Трудная зима была на исходе. 5 марта в Москву въехал государь всея Руси. За ним везли вечевой колокол. «И привезен бысть, и вознесли его на колоколницю на площади и с прочими колоколы звонити».

«До зде все сконцашася о Великом Новегороде», — пишет псковский современник событий.

Кончилась боярская республика на Волхове, а вместе с ней — старая удельная Русь. В судьбах Новгорода, в судьбах нашего Отечества был пройден важный рубеж. Наступило единство Русской земли под знаменем Москвы. В грядущий XVI век Русь вступала могучим государством, сбросившим оковы ордынского ига. Новгородский колокол на площади Московского Кремля, колокола Твери и Ярославля, Рязани и Суздаля, Нижнего Новгорода и Переяславля дружно отбивали отныне новое время.

«Река времен в своем стремлении уносит все дела людей...» Прах автора этих строк, одного из величайших русских поэтов покоится в новгородском Детинце. 11сподалску от нею возвышается памятник Тысячелетия России. Фигуры деятелей прошлого безмолвно застыли друг подле друга. Отшумели вековые споры.


Памятник Тысячелетия России


События былых времен живут в памяти потомков в дымке романтического ореола. Но прошлое не нуждается в апологии. Истина, историческая действительность, богаче и ярче, суровее и сложнее, чем любое представление о ней.

С конца XVIII века русские романтики —и консервативные, и революционные, за исключением, пожалуй, одного только Белинского,— почти неизменно тосковали о новгородской «свободе».
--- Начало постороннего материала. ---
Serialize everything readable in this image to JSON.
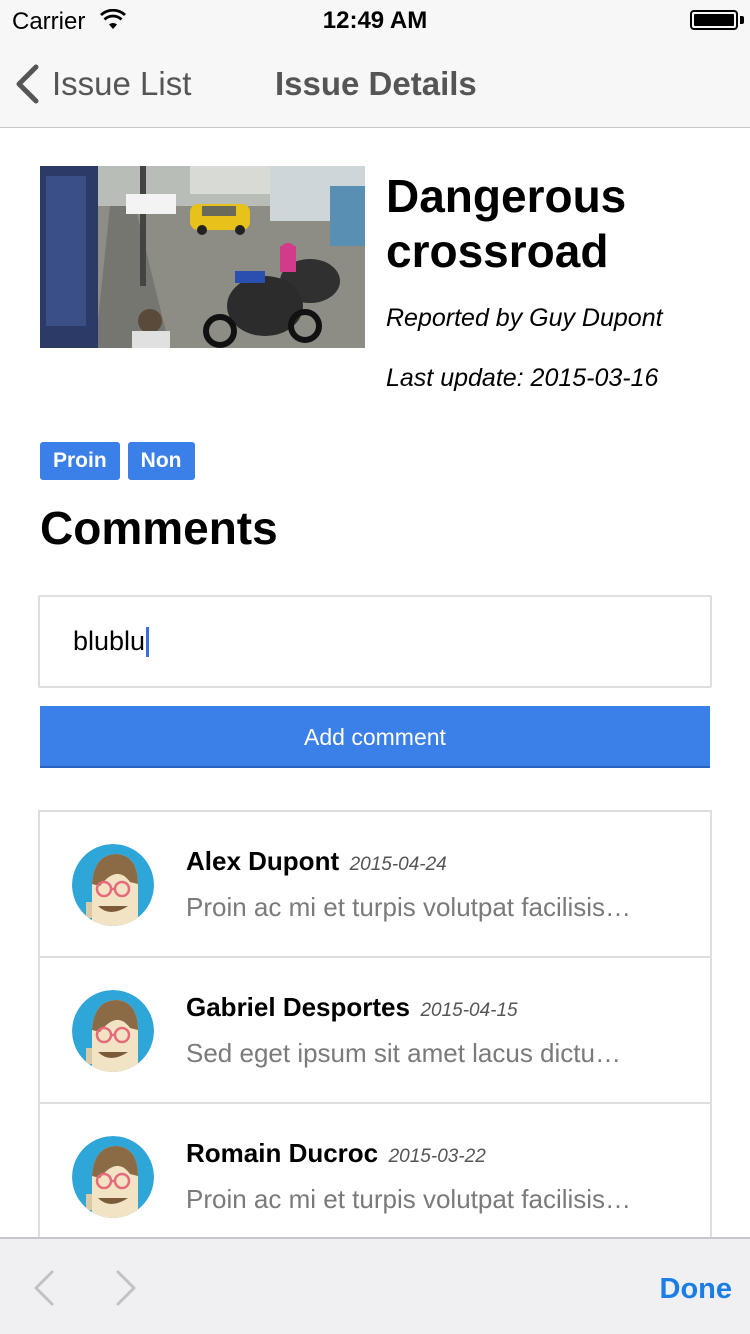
{
  "status_bar": {
    "carrier": "Carrier",
    "time": "12:49 AM"
  },
  "nav": {
    "back_label": "Issue List",
    "title": "Issue Details"
  },
  "issue": {
    "title": "Dangerous crossroad",
    "reporter": "Reported by Guy Dupont",
    "updated": "Last update: 2015-03-16",
    "tags": [
      "Proin",
      "Non"
    ]
  },
  "comments_heading": "Comments",
  "comment_input": {
    "value": "blublu"
  },
  "add_comment_label": "Add comment",
  "comments": [
    {
      "author": "Alex Dupont",
      "date": "2015-04-24",
      "text": "Proin ac mi et turpis volutpat facilisis…"
    },
    {
      "author": "Gabriel Desportes",
      "date": "2015-04-15",
      "text": "Sed eget ipsum sit amet lacus dictu…"
    },
    {
      "author": "Romain Ducroc",
      "date": "2015-03-22",
      "text": "Proin ac mi et turpis volutpat facilisis…"
    }
  ],
  "toolbar": {
    "done_label": "Done"
  },
  "colors": {
    "accent": "#3b7fe8",
    "done": "#1a7ee6",
    "avatar_bg": "#2fa6d8"
  }
}
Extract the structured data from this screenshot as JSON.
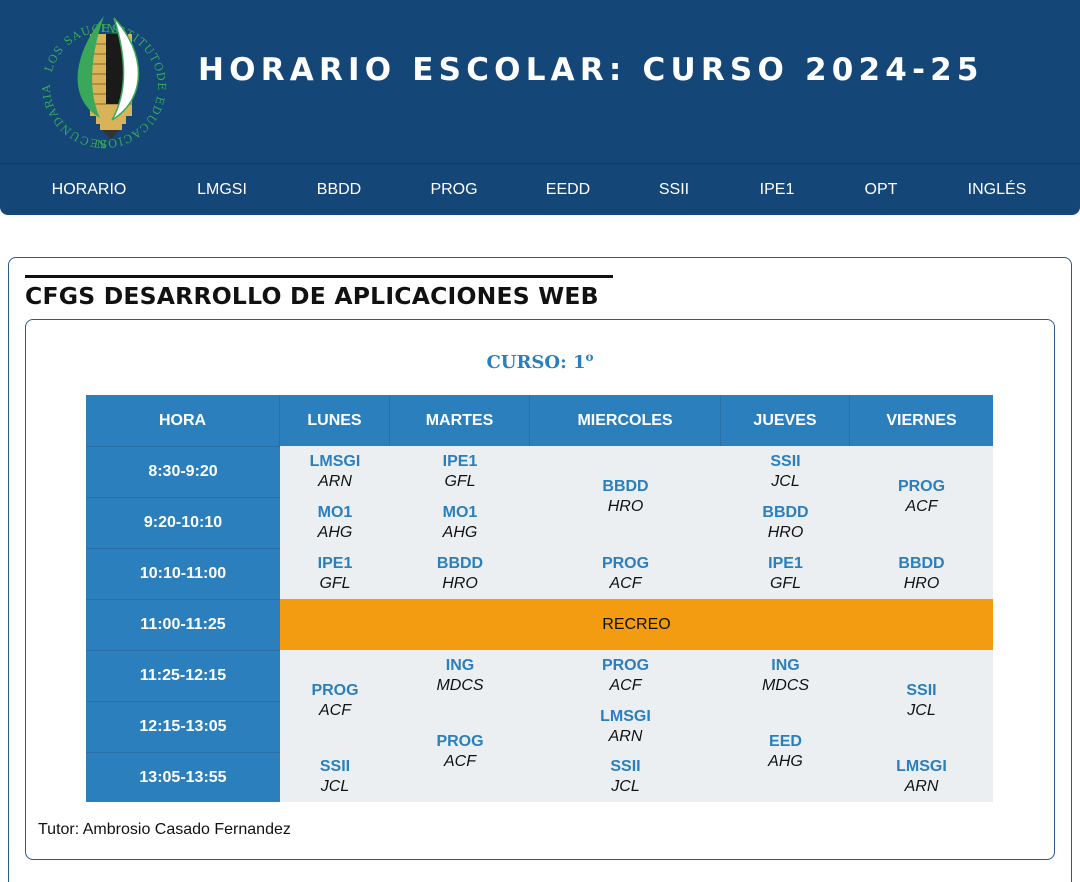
{
  "header": {
    "title": "HORARIO ESCOLAR: CURSO 2024-25",
    "logo_text_top": "LOS SAUCES",
    "logo_text_right": "INSTITUTO",
    "logo_text_bottom": "DE EDUCACION",
    "logo_text_left": "SECUNDARIA"
  },
  "nav": [
    "HORARIO",
    "LMGSI",
    "BBDD",
    "PROG",
    "EEDD",
    "SSII",
    "IPE1",
    "OPT",
    "INGLÉS"
  ],
  "section_title": "CFGS DESARROLLO DE APLICACIONES WEB",
  "course": {
    "label": "CURSO: 1",
    "sup": "o"
  },
  "table": {
    "headers": [
      "HORA",
      "LUNES",
      "MARTES",
      "MIERCOLES",
      "JUEVES",
      "VIERNES"
    ],
    "hours": [
      "8:30-9:20",
      "9:20-10:10",
      "10:10-11:00",
      "11:00-11:25",
      "11:25-12:15",
      "12:15-13:05",
      "13:05-13:55"
    ],
    "recreo": "RECREO",
    "cells": [
      {
        "subject": "LMSGI",
        "teacher": "ARN"
      },
      {
        "subject": "MO1",
        "teacher": "AHG"
      },
      {
        "subject": "IPE1",
        "teacher": "GFL"
      },
      {
        "subject": "PROG",
        "teacher": "ACF"
      },
      {
        "subject": "SSII",
        "teacher": "JCL"
      },
      {
        "subject": "IPE1",
        "teacher": "GFL"
      },
      {
        "subject": "MO1",
        "teacher": "AHG"
      },
      {
        "subject": "BBDD",
        "teacher": "HRO"
      },
      {
        "subject": "ING",
        "teacher": "MDCS"
      },
      {
        "subject": "PROG",
        "teacher": "ACF"
      },
      {
        "subject": "BBDD",
        "teacher": "HRO"
      },
      {
        "subject": "PROG",
        "teacher": "ACF"
      },
      {
        "subject": "PROG",
        "teacher": "ACF"
      },
      {
        "subject": "LMSGI",
        "teacher": "ARN"
      },
      {
        "subject": "SSII",
        "teacher": "JCL"
      },
      {
        "subject": "SSII",
        "teacher": "JCL"
      },
      {
        "subject": "BBDD",
        "teacher": "HRO"
      },
      {
        "subject": "IPE1",
        "teacher": "GFL"
      },
      {
        "subject": "ING",
        "teacher": "MDCS"
      },
      {
        "subject": "EED",
        "teacher": "AHG"
      },
      {
        "subject": "PROG",
        "teacher": "ACF"
      },
      {
        "subject": "BBDD",
        "teacher": "HRO"
      },
      {
        "subject": "SSII",
        "teacher": "JCL"
      },
      {
        "subject": "LMSGI",
        "teacher": "ARN"
      }
    ]
  },
  "tutor": "Tutor: Ambrosio Casado Fernandez",
  "colors": {
    "header_bg": "#144677",
    "accent_blue": "#2b7fbd",
    "cell_bg": "#ebeff1",
    "recreo": "#f39c12"
  }
}
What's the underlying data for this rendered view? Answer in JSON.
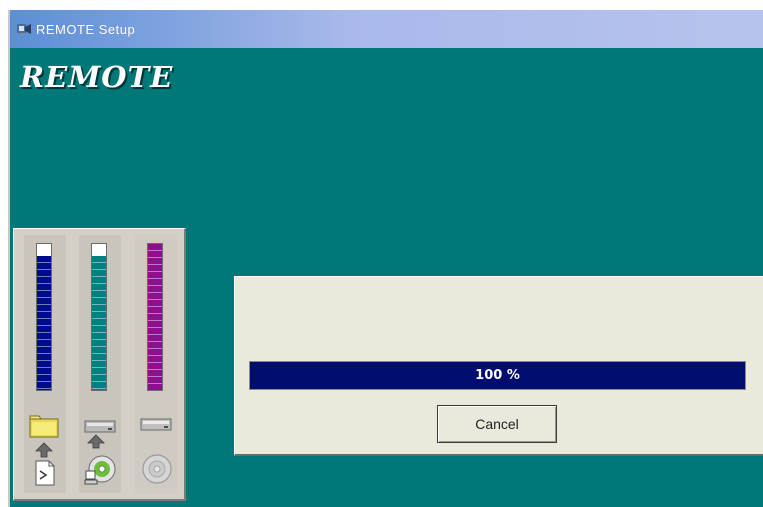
{
  "window": {
    "title": "REMOTE Setup",
    "icon": "setup-app-icon"
  },
  "logo": {
    "text": "REMOTE"
  },
  "meters": [
    {
      "name": "meter-1",
      "color": "#000c8a",
      "level": 0.92,
      "icons": [
        "folder-icon",
        "up-arrow-icon",
        "document-icon"
      ]
    },
    {
      "name": "meter-2",
      "color": "#008080",
      "level": 0.92,
      "icons": [
        "drive-icon",
        "up-arrow-icon",
        "computer-cd-icon"
      ]
    },
    {
      "name": "meter-3",
      "color": "#8b0f8f",
      "level": 1.0,
      "icons": [
        "drive-icon",
        "disc-icon"
      ]
    }
  ],
  "dialog": {
    "progress_percent": 100,
    "progress_label": "100 %",
    "cancel_label": "Cancel"
  },
  "colors": {
    "desktop_teal": "#007878",
    "progress_fill": "#000c6e",
    "dialog_bg": "#ebe9dc"
  }
}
Нет, не был боярский Новгород, даже в лучшие свои времена, цитаделью «свободы». Общественный строй архаической феодальной республики, богатевшей от продажи собольих шкурок далеконе был идиллией. Закономерный, необходимый этап развития Русской земли, он нес в себе и свое оправдание, и свой приговор. Выполнив свою историческую миссию, он с необходимостью должен был уступить место другой форме политического бытия, способной решить новые насущные задачи — объединить Русскую землю и отстоять ее независимость.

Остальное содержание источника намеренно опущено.